The answer is yes.  Absolutely.  I have the ability to be honest with you (I totally admitted that spell check thing remember?)   
In my mind, honesty isn’t an ability…it’s a CHOICE.  So, for the record…I think “Can I be honest with you?" is still a dumb question.   Maybe a better question is…should I use this medium to practice being honest?  Wouldn’t that be like casting my pearls onto a craps table in Las Vegas?  Does honesty lose its value if I just close my eyes and hurl it into the internet?  These are all good questions.  Questions that I don’t take lightly.  So, as the Captain of this Thought Tank, I think it’s time for a good old fashioned pledge.  I hereby proclaim my Solemn Oath  of Blogger Authenticity (and by oath I mean I’m gonna try really, really hard). 


Solemn Oath of Blogger Authenticity (SOOBA)
1.       I promise to only use words that are actually in my vocabulary.  And, yes, I know what “erroneous” and “innocuous” mean.  I can’t spell them most of the time…but I can use them in a sentence. 
2.       I promise to stick to my own vernacular.   It’d be awfully nice to write like C.S. Lewis…but, alas, there can only be one Clive Staples in the literary universe.   But, at the same time, there’s only one Alissa Owsley…and I’ve got to represent.  Woot. Woot.

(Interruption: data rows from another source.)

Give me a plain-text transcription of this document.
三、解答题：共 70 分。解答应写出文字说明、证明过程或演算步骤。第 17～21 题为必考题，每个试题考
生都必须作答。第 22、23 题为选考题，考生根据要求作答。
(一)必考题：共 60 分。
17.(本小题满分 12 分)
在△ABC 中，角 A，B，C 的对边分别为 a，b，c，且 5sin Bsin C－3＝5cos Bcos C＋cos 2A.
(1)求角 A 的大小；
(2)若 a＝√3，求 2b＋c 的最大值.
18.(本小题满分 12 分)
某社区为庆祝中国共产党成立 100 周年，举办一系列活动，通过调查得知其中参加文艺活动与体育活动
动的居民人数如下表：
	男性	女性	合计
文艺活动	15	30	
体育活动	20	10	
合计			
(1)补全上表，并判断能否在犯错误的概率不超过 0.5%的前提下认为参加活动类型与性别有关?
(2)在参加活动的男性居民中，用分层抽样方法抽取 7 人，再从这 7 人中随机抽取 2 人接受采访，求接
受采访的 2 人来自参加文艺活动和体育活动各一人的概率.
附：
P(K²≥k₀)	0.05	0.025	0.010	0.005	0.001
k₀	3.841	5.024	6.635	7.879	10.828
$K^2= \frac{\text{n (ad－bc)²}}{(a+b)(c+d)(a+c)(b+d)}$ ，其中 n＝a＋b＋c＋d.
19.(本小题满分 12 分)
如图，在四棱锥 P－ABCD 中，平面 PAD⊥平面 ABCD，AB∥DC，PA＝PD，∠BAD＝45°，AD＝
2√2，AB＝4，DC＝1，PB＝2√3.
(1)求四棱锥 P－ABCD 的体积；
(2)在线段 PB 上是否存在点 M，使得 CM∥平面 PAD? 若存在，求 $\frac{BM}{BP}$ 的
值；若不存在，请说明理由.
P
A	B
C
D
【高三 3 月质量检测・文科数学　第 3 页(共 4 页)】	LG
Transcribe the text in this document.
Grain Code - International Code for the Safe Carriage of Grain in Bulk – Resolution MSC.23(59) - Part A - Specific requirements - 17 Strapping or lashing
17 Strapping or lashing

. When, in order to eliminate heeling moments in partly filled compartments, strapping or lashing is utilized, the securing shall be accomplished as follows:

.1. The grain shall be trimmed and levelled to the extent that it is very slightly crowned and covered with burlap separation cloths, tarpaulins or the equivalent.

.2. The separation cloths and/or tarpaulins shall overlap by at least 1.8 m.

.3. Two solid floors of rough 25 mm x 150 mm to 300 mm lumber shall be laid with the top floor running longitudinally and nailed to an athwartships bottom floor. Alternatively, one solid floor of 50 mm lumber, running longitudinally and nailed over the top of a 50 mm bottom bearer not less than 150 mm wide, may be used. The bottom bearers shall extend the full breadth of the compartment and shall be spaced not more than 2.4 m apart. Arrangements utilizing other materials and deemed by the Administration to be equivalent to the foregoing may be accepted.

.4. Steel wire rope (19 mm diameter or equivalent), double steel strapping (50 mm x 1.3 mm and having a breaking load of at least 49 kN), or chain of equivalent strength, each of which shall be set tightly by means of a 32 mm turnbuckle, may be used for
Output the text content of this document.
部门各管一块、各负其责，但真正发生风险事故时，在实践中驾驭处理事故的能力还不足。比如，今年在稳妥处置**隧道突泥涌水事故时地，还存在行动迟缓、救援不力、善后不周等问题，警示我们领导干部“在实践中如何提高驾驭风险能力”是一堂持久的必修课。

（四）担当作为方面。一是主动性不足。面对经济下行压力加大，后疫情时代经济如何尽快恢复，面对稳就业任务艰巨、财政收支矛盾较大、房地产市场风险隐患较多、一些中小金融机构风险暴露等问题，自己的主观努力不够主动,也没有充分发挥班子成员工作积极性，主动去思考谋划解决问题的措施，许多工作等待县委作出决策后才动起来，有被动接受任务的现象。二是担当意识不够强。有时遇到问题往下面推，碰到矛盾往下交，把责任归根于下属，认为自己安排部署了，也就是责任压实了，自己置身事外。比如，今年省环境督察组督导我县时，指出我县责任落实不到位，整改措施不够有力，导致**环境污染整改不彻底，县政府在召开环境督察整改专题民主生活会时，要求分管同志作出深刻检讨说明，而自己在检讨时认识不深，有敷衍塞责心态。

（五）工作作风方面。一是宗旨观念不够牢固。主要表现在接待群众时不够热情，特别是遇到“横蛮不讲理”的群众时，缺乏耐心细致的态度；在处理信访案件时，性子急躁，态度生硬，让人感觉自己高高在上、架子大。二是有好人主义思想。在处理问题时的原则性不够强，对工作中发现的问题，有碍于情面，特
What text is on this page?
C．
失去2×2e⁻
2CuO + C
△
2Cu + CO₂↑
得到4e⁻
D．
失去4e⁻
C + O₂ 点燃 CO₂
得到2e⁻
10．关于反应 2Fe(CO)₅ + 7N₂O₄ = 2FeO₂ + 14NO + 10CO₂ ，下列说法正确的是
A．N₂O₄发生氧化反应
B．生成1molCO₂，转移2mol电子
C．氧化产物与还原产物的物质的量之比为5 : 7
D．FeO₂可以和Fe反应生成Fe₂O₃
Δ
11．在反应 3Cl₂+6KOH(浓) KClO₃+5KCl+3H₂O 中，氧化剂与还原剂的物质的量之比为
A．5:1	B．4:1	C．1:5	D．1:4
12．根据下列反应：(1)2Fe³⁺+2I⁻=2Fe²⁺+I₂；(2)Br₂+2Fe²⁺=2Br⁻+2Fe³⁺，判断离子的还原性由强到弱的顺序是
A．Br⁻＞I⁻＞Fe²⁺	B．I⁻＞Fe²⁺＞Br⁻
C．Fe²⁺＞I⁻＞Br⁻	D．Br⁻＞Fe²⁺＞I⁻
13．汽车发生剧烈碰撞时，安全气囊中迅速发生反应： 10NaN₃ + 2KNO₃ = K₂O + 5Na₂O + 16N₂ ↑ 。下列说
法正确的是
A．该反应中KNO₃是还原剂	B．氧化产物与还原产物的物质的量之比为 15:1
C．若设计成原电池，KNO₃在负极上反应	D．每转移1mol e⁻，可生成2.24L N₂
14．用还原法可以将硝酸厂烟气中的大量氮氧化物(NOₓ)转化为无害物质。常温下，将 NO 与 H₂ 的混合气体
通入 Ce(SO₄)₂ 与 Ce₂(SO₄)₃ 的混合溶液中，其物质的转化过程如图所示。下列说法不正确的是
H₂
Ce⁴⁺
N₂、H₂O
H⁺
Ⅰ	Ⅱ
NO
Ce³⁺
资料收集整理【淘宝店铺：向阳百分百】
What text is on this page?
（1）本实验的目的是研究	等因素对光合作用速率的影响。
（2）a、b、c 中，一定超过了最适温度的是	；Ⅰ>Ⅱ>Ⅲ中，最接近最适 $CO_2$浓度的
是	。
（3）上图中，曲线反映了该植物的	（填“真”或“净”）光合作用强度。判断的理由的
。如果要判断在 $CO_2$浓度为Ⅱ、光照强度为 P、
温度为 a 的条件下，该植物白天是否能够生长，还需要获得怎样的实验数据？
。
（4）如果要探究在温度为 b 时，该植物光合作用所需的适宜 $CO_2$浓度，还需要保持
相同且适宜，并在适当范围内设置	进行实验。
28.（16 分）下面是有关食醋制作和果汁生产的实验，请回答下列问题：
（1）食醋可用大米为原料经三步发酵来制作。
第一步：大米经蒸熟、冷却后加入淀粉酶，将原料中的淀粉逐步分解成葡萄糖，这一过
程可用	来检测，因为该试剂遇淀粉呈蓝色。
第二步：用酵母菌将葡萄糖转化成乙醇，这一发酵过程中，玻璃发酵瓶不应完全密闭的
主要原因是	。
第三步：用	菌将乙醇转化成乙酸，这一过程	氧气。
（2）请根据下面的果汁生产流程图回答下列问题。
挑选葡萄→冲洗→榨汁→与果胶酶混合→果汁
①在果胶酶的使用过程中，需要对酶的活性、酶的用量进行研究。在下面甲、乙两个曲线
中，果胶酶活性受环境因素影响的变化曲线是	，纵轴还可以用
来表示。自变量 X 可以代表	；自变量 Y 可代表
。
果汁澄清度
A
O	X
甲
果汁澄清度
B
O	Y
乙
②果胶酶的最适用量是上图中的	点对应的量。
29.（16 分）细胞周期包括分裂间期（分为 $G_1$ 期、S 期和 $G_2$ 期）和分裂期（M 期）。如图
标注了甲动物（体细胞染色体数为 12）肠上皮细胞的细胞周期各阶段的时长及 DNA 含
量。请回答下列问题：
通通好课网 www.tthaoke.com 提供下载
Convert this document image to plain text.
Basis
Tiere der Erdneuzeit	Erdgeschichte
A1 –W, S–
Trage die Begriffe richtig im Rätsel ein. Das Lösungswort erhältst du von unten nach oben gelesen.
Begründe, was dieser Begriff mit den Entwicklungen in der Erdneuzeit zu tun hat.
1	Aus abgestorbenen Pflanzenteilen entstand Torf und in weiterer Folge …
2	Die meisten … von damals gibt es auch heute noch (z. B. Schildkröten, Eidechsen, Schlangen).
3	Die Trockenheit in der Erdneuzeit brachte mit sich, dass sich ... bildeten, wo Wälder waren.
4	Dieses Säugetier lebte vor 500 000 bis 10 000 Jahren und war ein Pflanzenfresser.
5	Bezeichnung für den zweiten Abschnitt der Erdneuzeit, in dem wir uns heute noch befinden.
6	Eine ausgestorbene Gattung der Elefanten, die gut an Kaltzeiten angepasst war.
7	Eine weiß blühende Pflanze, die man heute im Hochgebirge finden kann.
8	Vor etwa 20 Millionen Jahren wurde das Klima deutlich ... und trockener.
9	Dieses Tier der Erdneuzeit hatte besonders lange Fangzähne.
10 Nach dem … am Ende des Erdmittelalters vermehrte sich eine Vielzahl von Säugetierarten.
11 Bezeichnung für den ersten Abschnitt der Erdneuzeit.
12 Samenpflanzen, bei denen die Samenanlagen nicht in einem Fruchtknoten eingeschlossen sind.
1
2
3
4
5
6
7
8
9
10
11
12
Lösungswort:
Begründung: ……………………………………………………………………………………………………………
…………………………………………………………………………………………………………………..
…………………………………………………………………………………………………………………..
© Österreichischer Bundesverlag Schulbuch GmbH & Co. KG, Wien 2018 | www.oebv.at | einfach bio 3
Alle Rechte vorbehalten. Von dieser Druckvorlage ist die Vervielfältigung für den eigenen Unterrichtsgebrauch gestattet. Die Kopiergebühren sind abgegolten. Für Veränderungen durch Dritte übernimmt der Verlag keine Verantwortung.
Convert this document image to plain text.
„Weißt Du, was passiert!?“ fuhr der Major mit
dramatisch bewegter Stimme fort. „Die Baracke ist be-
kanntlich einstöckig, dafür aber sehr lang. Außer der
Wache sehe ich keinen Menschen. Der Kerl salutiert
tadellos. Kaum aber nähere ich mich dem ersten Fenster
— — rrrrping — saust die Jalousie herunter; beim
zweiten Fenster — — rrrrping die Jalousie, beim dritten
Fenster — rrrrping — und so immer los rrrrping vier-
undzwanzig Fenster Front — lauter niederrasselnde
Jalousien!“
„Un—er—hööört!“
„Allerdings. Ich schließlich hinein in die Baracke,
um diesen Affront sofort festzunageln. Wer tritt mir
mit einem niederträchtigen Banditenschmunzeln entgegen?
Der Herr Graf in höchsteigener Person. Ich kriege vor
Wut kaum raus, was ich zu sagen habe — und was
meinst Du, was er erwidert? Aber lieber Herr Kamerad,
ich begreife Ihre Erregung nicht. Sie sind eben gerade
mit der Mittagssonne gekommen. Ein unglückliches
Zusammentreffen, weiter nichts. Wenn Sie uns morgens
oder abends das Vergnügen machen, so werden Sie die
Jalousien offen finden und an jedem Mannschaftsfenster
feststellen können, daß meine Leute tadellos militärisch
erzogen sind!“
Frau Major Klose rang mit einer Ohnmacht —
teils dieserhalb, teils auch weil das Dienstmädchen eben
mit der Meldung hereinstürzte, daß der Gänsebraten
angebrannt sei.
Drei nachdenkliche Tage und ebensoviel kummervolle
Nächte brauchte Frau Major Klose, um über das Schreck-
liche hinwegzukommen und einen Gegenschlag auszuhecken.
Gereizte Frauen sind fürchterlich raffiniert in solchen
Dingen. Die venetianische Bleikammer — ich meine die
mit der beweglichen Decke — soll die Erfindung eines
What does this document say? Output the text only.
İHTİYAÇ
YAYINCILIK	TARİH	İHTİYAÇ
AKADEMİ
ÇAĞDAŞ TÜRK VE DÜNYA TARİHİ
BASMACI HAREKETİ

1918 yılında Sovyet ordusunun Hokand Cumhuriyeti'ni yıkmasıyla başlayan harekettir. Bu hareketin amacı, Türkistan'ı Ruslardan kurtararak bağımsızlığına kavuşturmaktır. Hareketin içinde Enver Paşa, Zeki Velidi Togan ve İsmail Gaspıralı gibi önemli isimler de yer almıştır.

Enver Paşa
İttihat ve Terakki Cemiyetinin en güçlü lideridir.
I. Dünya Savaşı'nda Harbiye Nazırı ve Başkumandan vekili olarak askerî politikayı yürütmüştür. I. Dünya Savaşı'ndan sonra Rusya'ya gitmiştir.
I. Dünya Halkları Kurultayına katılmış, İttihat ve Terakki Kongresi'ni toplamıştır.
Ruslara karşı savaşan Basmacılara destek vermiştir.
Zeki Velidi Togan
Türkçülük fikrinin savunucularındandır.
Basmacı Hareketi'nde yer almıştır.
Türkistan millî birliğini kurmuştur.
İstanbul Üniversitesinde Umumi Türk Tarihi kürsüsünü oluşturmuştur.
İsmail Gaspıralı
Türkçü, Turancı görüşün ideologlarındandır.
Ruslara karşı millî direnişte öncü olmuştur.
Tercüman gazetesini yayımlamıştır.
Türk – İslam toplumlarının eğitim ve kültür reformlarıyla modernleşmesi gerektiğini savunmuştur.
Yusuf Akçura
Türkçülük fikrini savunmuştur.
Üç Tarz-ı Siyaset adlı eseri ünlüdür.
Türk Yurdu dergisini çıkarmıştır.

3.       I promise to care more about the Spirit’s prompting and my own creative process…then your opinion of either.  Sorry, friends…I’m sincerely a HUGE fan of your opinions (good or not-so-good), but if they became my personal measuring stick…then I’d be writing for all the wrong reasons.
4.      I promise to never stop overusing ellipses.  Mrs. Brumm would not approve, but …yeah…I just…really like…using…them.  How can something that feels so right be so wrong? 
5.       I promise to never say things in this space…that I couldn’t say to your face.  I hope you notice this point is sans witticisms.  That’s how important it is to me. 
6.       I promise to never throw my pearls at the craps table in Las Vegas.  I’m a lousy gambler. 
Can I be honest with you?  Yes, I can.  Will I be honest with you?  Well, as flawed girl clinging to the limb of public exposure… I sure hope so.   I also hope that you will feel free to be honest right back.